Caramelized onions, anchovies, and olives come together as mouthwatering perfection.
Pissaladière is a southern French onion pizza made with anchovies and olives on an olive oil crust. There is nothing better than the juxtaposition of salty and sweet thanks to the briny anchovies and olives that permeate every bite of caramelized onion. It is typically prepared in a rimmed sheet pan, sometimes with tomato paste, made flat and cut into squares. This recipe makes two updates to the classic: first, a large, crosswise slice of a sourdough boule is used in place of a pizza dough, which makes it more of a thick-topped tartine; second; the onions are caramelized until mahogany in color (a classic pissaladière's onions have a lighter, golden hue). The flavors, though, are unmistakably classic!
Equipment: cutting board; chef’s knife; dry measuring cup; measuring spoons; large sauté pan (with high sides, if possible) with a tight-fitting lid; wooden spoon; rimmed sheet pan; parchment paper; offset spatula or butter knife
1, 1-inch thick slice sourdough boule (approximately 10-inches in diameter)
6 tablespoons butter, divided
4 tablespoons of olive oil, divided
3 large Vidalia onions, halved and thinly sliced
3 cloves garlic, minced
8 fresh thyme sprigs, leaves removed and chopped (stems discarded)
8 anchovies, mashed
¾ cup pitted Nicoise olives
kosher salt and freshly ground pepper
1. Preheat the oven to 450°F. Divide the butter in half. Let one half rest at room temperature to soften and set aside.
ILOC tip: if you are using anchovies packed in salt, be sure to rinse them first before mashing. If you are using anchovies packed in oil, do not worry about rinsing the anchovies.
2. Heat 3 tablespoons of butter plus 2 tablespoons of olive oil over medium heat in a large and deep sauté pan. Once the butter foams, add the onions, garlic, and a large pinch of salt. Mix well to incorporate the butter. Cover the pan and cook for five minutes to let the onions wilt. Remove the lid and stir in the anchovies and thyme.

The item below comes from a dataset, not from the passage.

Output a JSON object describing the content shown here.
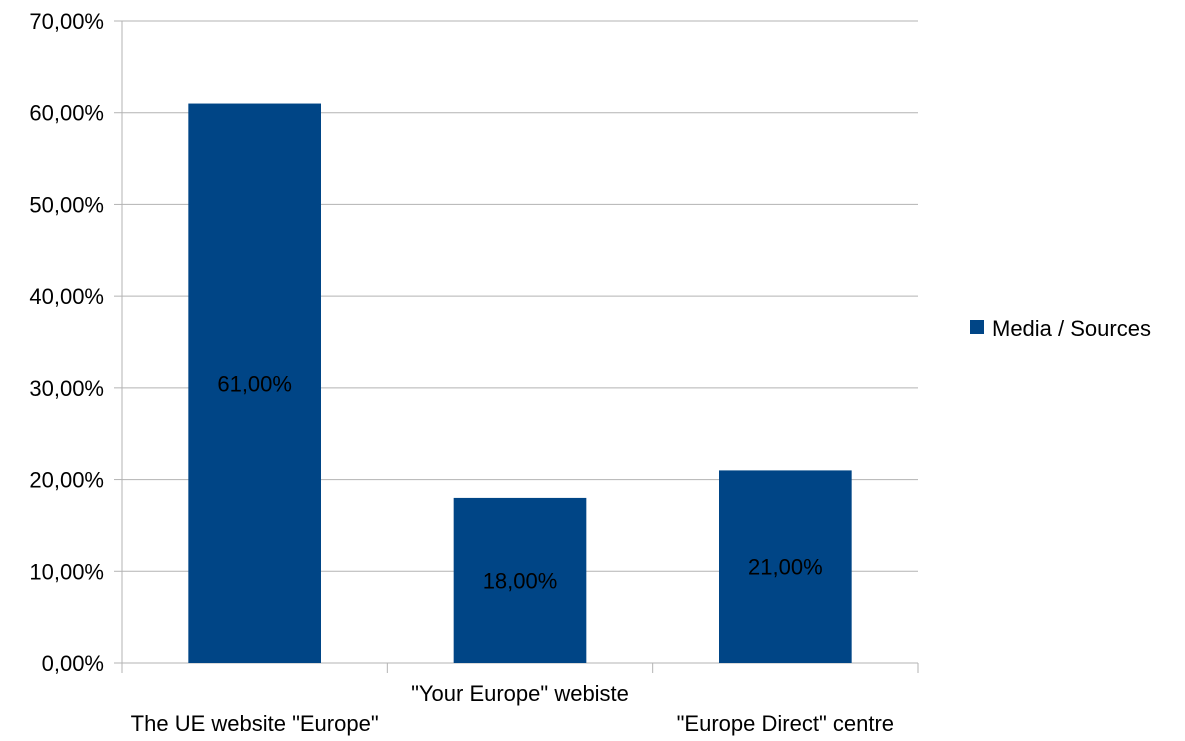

3. Cook the onions, stirring frequently, for almost 40 minutes, until they are a deep, mahogany brown.
ILOC tip: along the way, once the onions become golden brown and begin to leave some of their sugar on the bottom of the pan, add a few tablespoons of cold water to the pan to scrape the bottom immediately and vigorously, to return that fond to the onions. The water will evaporate quickly. You might need to do this several times throughout the cooking process. Leave nothing on the bottom of the pan...better pissaladière and easier clean-up! It's all about technique, not torture.
Picture 12 above is the more typical color for pissaladière. That's about the 25-minute mark of sautéing.
4. Once the onions are mahogany brown and significantly reduced in volume, season generously with freshly ground black pepper and more kosher salt. Remove the pan from the heat and set aside.
5. Butter the sourdough slice with the remaining butter. Place the buttered bread on a parchment-lined rimmed sheet pan and spread evenly with the onions. Dot the top of the onions with olives and drizzle with remaining 2 tablespoons of olive oil.
ILOC tip: if you want to use only a portion of the onion mixture and reserve the rest for alternate use, like eggs and omelets, go for it. This is a rich dish!
6. Bake for 15-20 minutes or until the bread crisps. Remove from the oven. Season again, if desired. Slice and serve immediately.
Makes approximately 4-6 main course servings or 8-12 appetizer portions.